12 commentaires sur “Au volant d’une Traction 7C roadster de 1936, l’émotion d’une histoire”

  1. Merci pour cet article qui donne envie de prendre la route en Traction Avant cabriolet !

    Terrible erreur toutefois, Jean Daninos a contribué à l’industrialisation des TA cabriolets et faux-cabriolets mais leur ligne est indiscutablement l’œuvre de Flaminio Bertoni. Daninos, dont la personnalité mégalomane éclata par ailleurs, s’est toujours plu à entretenir le doute mais la vérité se doit d’être rétabli !

    Amitiés Citroënistes,

    Dr ESTIPALLAS

    1. Merci pour ce commentaire. Serait il possible d’avoir une référence pour étayer la contribution discutable de Daninos à ce roadster ? Merci par avance.

      1. Bien entendu mon Ami : le “Bertoni” de F. Sabates p.40, le “André Lefebvre” de Gijsbert-Paul Berk p.64, etc.

        Si Daninos a participé à titre subalterne au développement des TA Faux cabriolets et Roadster, il n’est pas honnête de sa part de s’en auto-attribuer la paternité de la ligne.

        Voilà le fond de ma pensée : nous avons “roulé” (notion toute relative avec ces approximatives machines) en Facel Facellia F2 et F2B pendant dix ans. Jean Daninos était indiscutablement un bon styliste mais son plus lourd handicap était son incommensurable mégalomanie. Il en faut sans doute pour porter de tels destins, mais point trop n’en faut !

        1. L’expression “rachat” pour qualifier ce qui se passa lorsque Michelin devint l’actionnaire unique de Citroën est une erreur. Je vais être polémiste mais il s’agit plus d’une spoliation.
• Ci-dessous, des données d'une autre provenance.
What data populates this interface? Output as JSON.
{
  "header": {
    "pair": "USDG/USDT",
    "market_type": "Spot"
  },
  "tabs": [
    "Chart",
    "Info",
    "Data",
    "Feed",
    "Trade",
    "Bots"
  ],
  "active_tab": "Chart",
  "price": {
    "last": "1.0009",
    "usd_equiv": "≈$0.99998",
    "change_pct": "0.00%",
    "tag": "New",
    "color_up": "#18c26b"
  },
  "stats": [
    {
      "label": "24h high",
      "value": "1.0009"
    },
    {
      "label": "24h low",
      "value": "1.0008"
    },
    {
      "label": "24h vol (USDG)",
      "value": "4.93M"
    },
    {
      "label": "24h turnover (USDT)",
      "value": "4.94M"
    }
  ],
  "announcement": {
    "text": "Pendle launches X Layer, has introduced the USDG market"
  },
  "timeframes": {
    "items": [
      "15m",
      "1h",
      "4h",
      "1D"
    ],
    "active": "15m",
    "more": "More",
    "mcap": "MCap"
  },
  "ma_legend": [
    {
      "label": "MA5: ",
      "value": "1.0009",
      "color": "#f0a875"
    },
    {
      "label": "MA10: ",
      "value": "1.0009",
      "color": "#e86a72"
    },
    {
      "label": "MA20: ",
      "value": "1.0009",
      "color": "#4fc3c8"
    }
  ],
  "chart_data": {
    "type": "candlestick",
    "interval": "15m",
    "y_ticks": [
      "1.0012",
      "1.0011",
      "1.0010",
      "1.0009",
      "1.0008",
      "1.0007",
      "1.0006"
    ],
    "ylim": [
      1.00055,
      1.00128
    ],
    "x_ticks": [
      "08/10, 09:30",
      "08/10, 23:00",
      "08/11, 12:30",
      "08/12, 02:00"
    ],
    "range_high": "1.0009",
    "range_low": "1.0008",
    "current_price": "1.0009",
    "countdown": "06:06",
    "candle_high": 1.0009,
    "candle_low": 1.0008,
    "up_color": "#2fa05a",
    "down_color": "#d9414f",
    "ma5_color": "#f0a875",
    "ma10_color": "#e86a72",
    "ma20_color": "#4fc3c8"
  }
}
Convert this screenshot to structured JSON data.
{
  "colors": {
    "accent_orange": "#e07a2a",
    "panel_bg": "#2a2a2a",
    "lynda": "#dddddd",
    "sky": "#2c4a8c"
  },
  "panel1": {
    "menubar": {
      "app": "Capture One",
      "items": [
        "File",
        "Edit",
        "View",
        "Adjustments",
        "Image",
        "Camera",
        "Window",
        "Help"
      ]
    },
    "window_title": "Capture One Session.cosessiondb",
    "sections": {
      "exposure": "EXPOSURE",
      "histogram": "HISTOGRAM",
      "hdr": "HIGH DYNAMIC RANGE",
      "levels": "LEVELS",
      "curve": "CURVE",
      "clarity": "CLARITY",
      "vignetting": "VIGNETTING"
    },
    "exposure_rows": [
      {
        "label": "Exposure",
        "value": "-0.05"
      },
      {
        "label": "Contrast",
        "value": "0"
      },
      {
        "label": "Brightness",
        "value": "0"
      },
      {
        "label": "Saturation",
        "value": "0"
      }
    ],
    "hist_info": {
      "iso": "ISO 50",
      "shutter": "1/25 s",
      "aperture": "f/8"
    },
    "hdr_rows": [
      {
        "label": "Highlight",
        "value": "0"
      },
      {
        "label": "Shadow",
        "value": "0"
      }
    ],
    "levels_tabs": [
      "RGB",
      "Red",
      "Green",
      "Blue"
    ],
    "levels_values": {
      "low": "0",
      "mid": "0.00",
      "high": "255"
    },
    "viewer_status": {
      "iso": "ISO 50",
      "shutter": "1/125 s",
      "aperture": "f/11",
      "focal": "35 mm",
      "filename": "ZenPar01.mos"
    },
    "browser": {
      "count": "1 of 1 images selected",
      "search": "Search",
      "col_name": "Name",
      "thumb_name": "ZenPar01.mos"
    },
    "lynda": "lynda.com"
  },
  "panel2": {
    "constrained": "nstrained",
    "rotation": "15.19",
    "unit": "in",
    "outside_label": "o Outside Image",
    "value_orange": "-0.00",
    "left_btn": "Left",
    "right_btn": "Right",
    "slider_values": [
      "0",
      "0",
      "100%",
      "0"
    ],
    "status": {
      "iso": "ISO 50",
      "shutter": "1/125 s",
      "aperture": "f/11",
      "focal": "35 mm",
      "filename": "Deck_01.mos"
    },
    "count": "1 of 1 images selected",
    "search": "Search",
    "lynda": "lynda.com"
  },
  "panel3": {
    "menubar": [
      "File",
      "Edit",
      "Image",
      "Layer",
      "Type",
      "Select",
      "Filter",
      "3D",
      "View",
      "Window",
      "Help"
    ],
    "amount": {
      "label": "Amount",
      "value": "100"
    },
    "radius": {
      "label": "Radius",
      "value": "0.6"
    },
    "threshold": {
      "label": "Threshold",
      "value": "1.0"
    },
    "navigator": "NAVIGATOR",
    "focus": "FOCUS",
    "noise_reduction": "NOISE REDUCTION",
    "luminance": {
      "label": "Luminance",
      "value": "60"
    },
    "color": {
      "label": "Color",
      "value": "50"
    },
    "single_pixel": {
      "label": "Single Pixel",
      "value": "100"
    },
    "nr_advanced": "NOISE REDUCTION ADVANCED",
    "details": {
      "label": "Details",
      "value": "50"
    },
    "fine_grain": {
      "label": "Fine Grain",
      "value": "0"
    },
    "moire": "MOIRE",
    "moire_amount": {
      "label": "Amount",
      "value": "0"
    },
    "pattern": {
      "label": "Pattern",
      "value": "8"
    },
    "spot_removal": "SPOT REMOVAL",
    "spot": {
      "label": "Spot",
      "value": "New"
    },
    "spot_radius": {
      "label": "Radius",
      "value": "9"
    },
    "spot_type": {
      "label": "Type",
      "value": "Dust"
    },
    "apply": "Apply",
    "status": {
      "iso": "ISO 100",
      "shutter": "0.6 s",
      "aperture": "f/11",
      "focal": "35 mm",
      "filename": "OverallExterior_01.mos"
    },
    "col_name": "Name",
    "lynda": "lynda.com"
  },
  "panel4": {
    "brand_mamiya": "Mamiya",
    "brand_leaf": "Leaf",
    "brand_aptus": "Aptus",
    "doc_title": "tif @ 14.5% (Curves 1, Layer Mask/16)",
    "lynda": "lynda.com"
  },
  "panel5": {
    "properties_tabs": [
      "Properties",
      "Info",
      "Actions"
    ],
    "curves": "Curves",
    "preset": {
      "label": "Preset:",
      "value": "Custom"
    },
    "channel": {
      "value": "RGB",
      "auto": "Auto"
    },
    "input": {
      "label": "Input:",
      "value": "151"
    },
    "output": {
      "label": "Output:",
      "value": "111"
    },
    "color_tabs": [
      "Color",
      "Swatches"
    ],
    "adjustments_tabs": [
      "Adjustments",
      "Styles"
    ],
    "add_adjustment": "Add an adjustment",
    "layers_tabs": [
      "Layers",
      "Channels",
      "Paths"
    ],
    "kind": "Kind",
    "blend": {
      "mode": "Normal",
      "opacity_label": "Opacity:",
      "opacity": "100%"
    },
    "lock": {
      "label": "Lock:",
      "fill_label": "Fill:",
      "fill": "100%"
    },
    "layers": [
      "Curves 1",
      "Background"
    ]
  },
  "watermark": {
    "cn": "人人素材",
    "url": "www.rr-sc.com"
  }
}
Mes sources ? Les enfants de Monsieur André Citroën dans les interviews effectuées par Monsieur Fabien Sabates.
          Autre source : l’histoire rocambolesque du petit fournisseur par lequel la faillite fût déclarée et qui représentera Michelin aux USA.

          Sinon, passé cet irritant, un bel article pour une magnifique auto. Pourquoi vendre un tel joyau ?

  2. En lisant cet article j’ai cru un instant être au volant de cette merveille !!! Merci à vous les passionnés de nous faire vivre de bons moments.

  3. Bonjour, quelqu’un connait l’utilité/fonction du “bouchon” circulaire qui est en haut de l’aille droite ?
    je pose la question depuis quelque temps mais je ne trouve pas la réponse.
    Merci d’avance

    1. Bonjour
      Si j’ai bien compris la question, je pense que vous parlez du marché-pied situé sur l’aile arrière droite.
      À l’arrière, il y a un marche-pied bas au niveau du feu arrière droit, et un marche-pied haut sur l’aile. Ces marche-pieds permettaient d’accéder au siège escamotable.

  4. Bravo pour ce superbe reportage. Les images sont magnifiques et les informations fournies sont très pertinente s et intéressantes. Je ne suis pas spécialement fan des Traction, mais lire et relire cet article et en contempler les prises de vues est un vrai plaisir. Encore bravo ! Du coup, pour faire le lien avec un autre article : oui, à News d’Anciennes, vous rivalisez avec les meilleurs journalistes pro !

    Au plaisir de continuer à vous lire…

    Didier

  5. C’est certain, suivant les points de vues, l’acquisition de Citroën par Michelin peut ouvrir à polémiques. D’où le terme utilisé se voulant justement le plus neutre possible.
    Merci pour les éléments apportés.